For 10 days in January, I travelled to this predominantly Muslim country as part of a group organized by New York-based Archaeological Tours. About the size of New Mexico, Oman fills the eastern tip of the Arabian Peninsula, bordered on the west by the United Arab Emirates and Saudi Arabia, and the south by Yemen, with a long coast running along the Arabian Sea. To the north, across the Gulf of Oman, lies Iran.
"It's a peaceful, well-run country," said Trevor Marchand, a professor of Islamic and indigenous cultures at the University of London who accompanied the tour. "People have basically everything they need. So why get involved in other people's politics? It's kind of like the Switzerland of the Middle East."
Two factors play into that stability: the discovery of commercial quantities of oil in 1964 and the benevolent monarchy of Sultan Qaboos bin Said. In just four decades, Sultan Qaboos has brought Oman from the Middle Ages into the 21st century, building a network of modern roads, schools for boys and girls that have achieved 80 percent literacy, and free medical care in all districts. Economically buoyed by commercial oil fields in the Al Wusta region, he has accomplished this leap into modern living standards while preserving the core of traditional Omani values for this country of about 3.2 million.

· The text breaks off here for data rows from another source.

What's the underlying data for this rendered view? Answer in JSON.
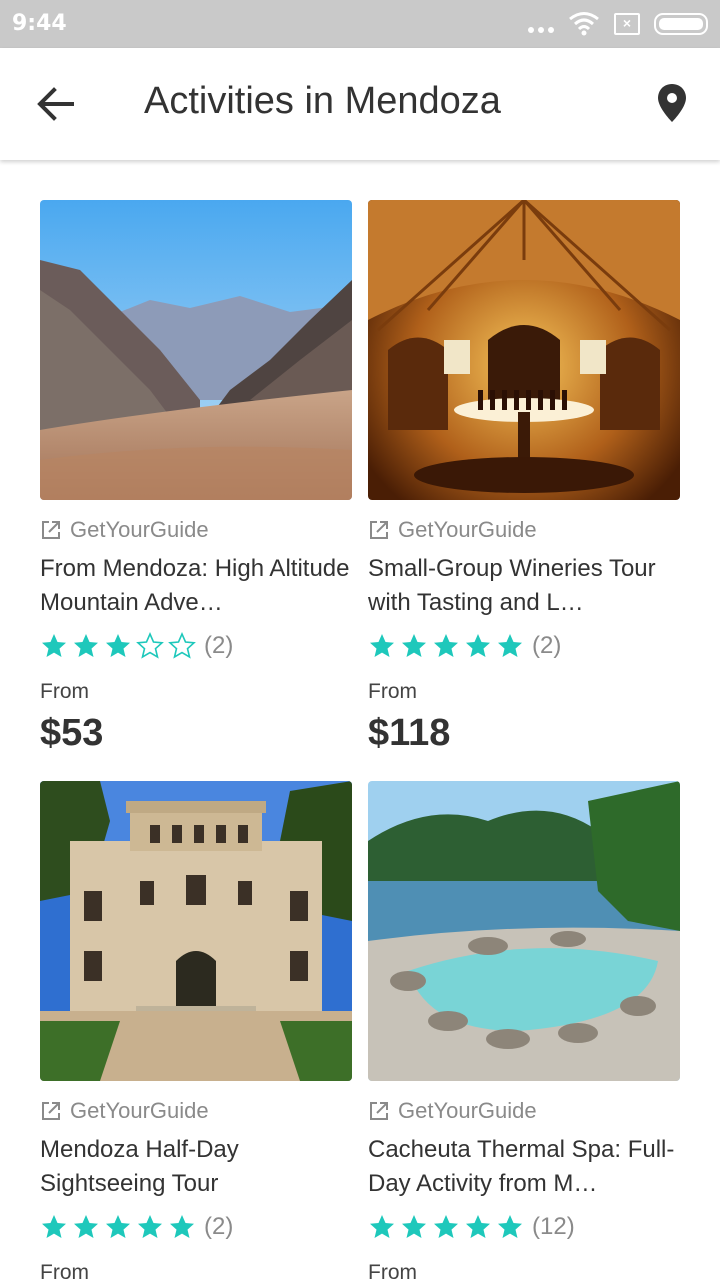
{
  "status_bar": {
    "time": "9:44",
    "sim_icon_glyph": "×"
  },
  "app_bar": {
    "title": "Activities in Mendoza",
    "back_icon": "arrow-left",
    "location_icon": "map-pin"
  },
  "colors": {
    "star": "#1ec8bb",
    "star_outline": "#1ec8bb",
    "muted": "#8a8a8a"
  },
  "activities": [
    {
      "provider": "GetYourGuide",
      "name": "From Mendoza: High Altitude Mountain Adve…",
      "rating": 3,
      "reviews": "(2)",
      "from_label": "From",
      "price": "$53",
      "image": "mountain-valley"
    },
    {
      "provider": "GetYourGuide",
      "name": "Small-Group Wineries Tour with Tasting and L…",
      "rating": 5,
      "reviews": "(2)",
      "from_label": "From",
      "price": "$118",
      "image": "wine-cellar"
    },
    {
      "provider": "GetYourGuide",
      "name": "Mendoza Half-Day Sightseeing Tour",
      "rating": 5,
      "reviews": "(2)",
      "from_label": "From",
      "price": "",
      "image": "historic-building"
    },
    {
      "provider": "GetYourGuide",
      "name": "Cacheuta Thermal Spa: Full-Day Activity from M…",
      "rating": 5,
      "reviews": "(12)",
      "from_label": "From",
      "price": "",
      "image": "thermal-pool"
    }
  ]
}
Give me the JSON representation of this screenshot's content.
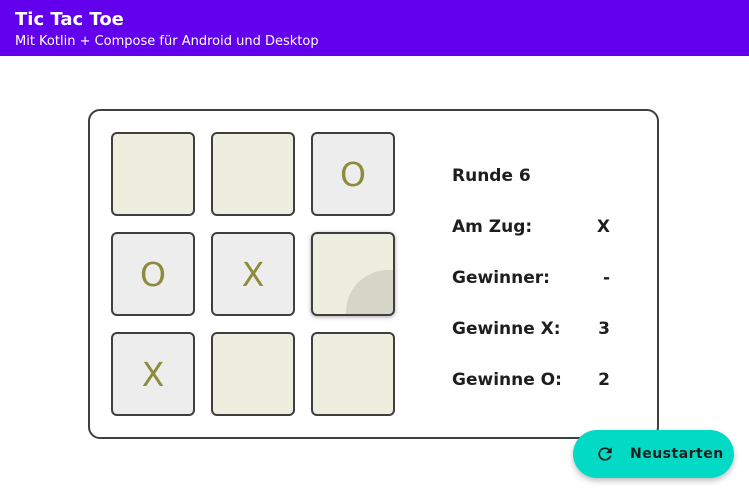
{
  "app": {
    "title": "Tic Tac Toe",
    "subtitle": "Mit Kotlin + Compose für Android und Desktop"
  },
  "board": {
    "cells": [
      "",
      "",
      "O",
      "O",
      "X",
      "",
      "X",
      "",
      ""
    ]
  },
  "status": {
    "round": "Runde 6",
    "turn_label": "Am Zug:",
    "turn_value": "X",
    "winner_label": "Gewinner:",
    "winner_value": "-",
    "wins_x_label": "Gewinne X:",
    "wins_x_value": "3",
    "wins_o_label": "Gewinne O:",
    "wins_o_value": "2"
  },
  "actions": {
    "restart_label": "Neustarten",
    "restart_icon": "refresh-icon"
  },
  "colors": {
    "primary": "#6200EE",
    "secondary": "#03DAC5",
    "cell_empty": "#EEEEDF",
    "cell_filled": "#EDEDED",
    "mark": "#8C8C3C"
  }
}
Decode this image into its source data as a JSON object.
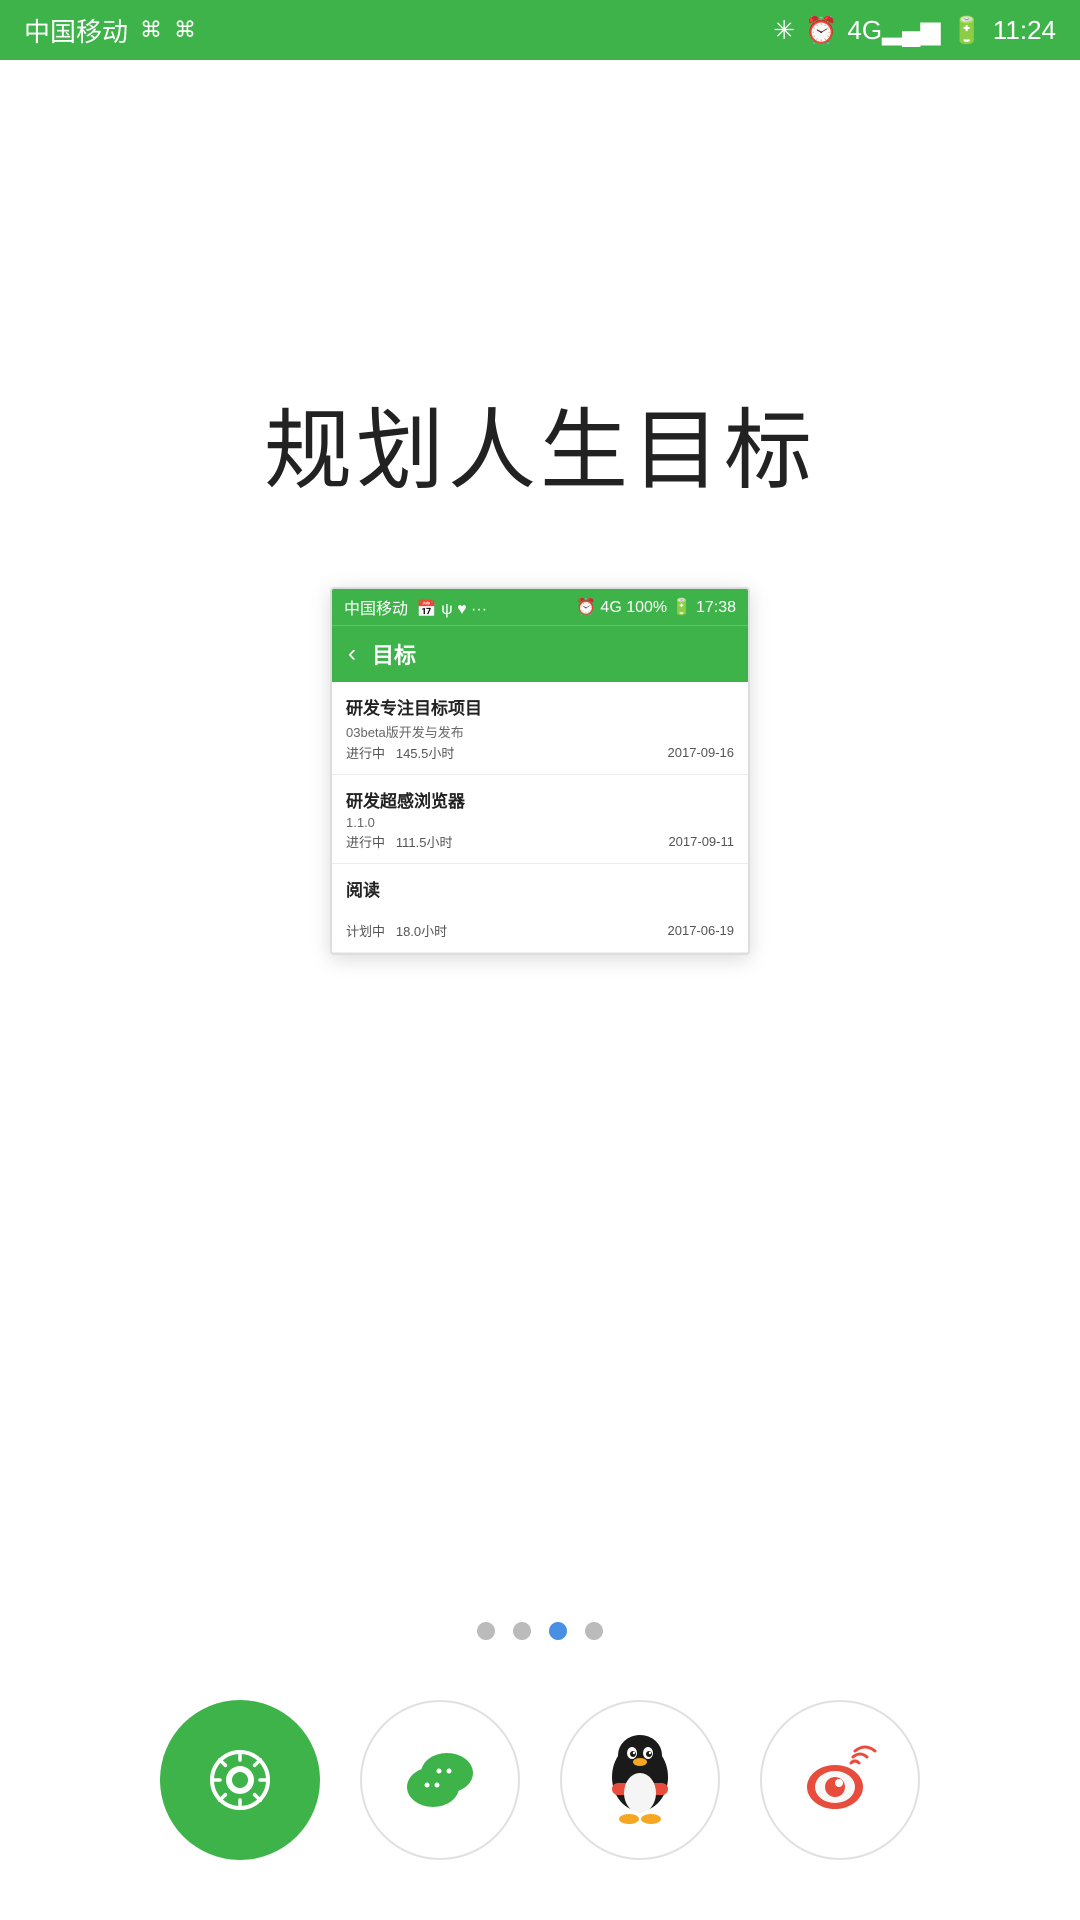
{
  "statusBar": {
    "carrier": "中国移动",
    "time": "11:24",
    "icons": [
      "bluetooth",
      "alarm",
      "4g",
      "signal",
      "battery"
    ]
  },
  "pageTitle": "规划人生目标",
  "screenshot": {
    "statusBar": {
      "left": "中国移动",
      "icons": "📅 ψ ♥ ...",
      "right": "🕐 4G 100% 17:38"
    },
    "header": {
      "backLabel": "‹",
      "title": "目标"
    },
    "items": [
      {
        "title": "研发专注目标项目",
        "subtitle": "03beta版开发与发布",
        "status": "进行中",
        "hours": "145.5小时",
        "date": "2017-09-16"
      },
      {
        "title": "研发超感浏览器",
        "subtitle": "1.1.0",
        "status": "进行中",
        "hours": "111.5小时",
        "date": "2017-09-11"
      },
      {
        "title": "阅读",
        "subtitle": "",
        "status": "计划中",
        "hours": "18.0小时",
        "date": "2017-06-19"
      }
    ]
  },
  "pagination": {
    "dots": [
      {
        "active": false
      },
      {
        "active": false
      },
      {
        "active": true
      },
      {
        "active": false
      }
    ]
  },
  "bottomIcons": [
    {
      "name": "app-icon",
      "type": "eye-camera",
      "label": "主应用"
    },
    {
      "name": "wechat-icon",
      "type": "wechat",
      "label": "微信"
    },
    {
      "name": "qq-icon",
      "type": "qq",
      "label": "QQ"
    },
    {
      "name": "weibo-icon",
      "type": "weibo",
      "label": "微博"
    }
  ]
}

One of the largest Muslim houses of worship on the Arabian Peninsula, the Grand Mosque is a soaring structure of Italian marble and Indian sandstone, a gift of Sultan Qaboos as a symbol of Oman’s renaissance. Started in 1995 and finished 2001, the mosque has a capacity of 20,000 worshippers. In the main hall, a chandelier of Swarovski crystal hangs over a carpet, woven by 600 Iranian women over four years and weighing 21 tons.
Along our route, we stopped at a series of forts, named Nakhl, Rustaq, Mishkin, Bahla, and Nizwa. The massive fortifications were built hundreds of years ago to guard caravans carrying dates, frankincense and other goods on trade routes across the mountains and deserts to the Batinah coast. Though some of the sites have tumbled into ruins, many others are being restored, in keeping with Sultan Qaboos’ desire to preserve the Omani heritage.
Just as commercial oil has brought prosperity to modern Oman, frankincense spurred mystery, wealth, and global trade from the southern Dhofar region. A few millennia later, early this year, I stood at the ruins of Sumhuram, the pre-Islamic port that bustled with shipments of frankincense from 4 B.C. to A.D. 1, as the rocky remnants serve now as a perch overlooking the beautiful bay while a fabulous wind whipped my skirt and cooled my skin. I traded some English words for Arabic with Musoud Saeed, a white-robed guide from Taqa who advised me on getting a good deal on frankincense in the old souq in Salalah.
Highlighting the importance of the newspaper, Head of Oman Air's Corporate Communications & Media stated that The Plain Dealer has showed a daily circulation increase and outperformed 15 of the nation's 20 largest newspapers. Established in 1842, it is one of the few organizations that have been a part of the Cleveland landscape for over 165 years. The Plain Dealer has won awards in editorial, photographic and production excellence in local, state, regional, and national competitions, as well as the Pulitzer Prize for distinguished commentary in 2005.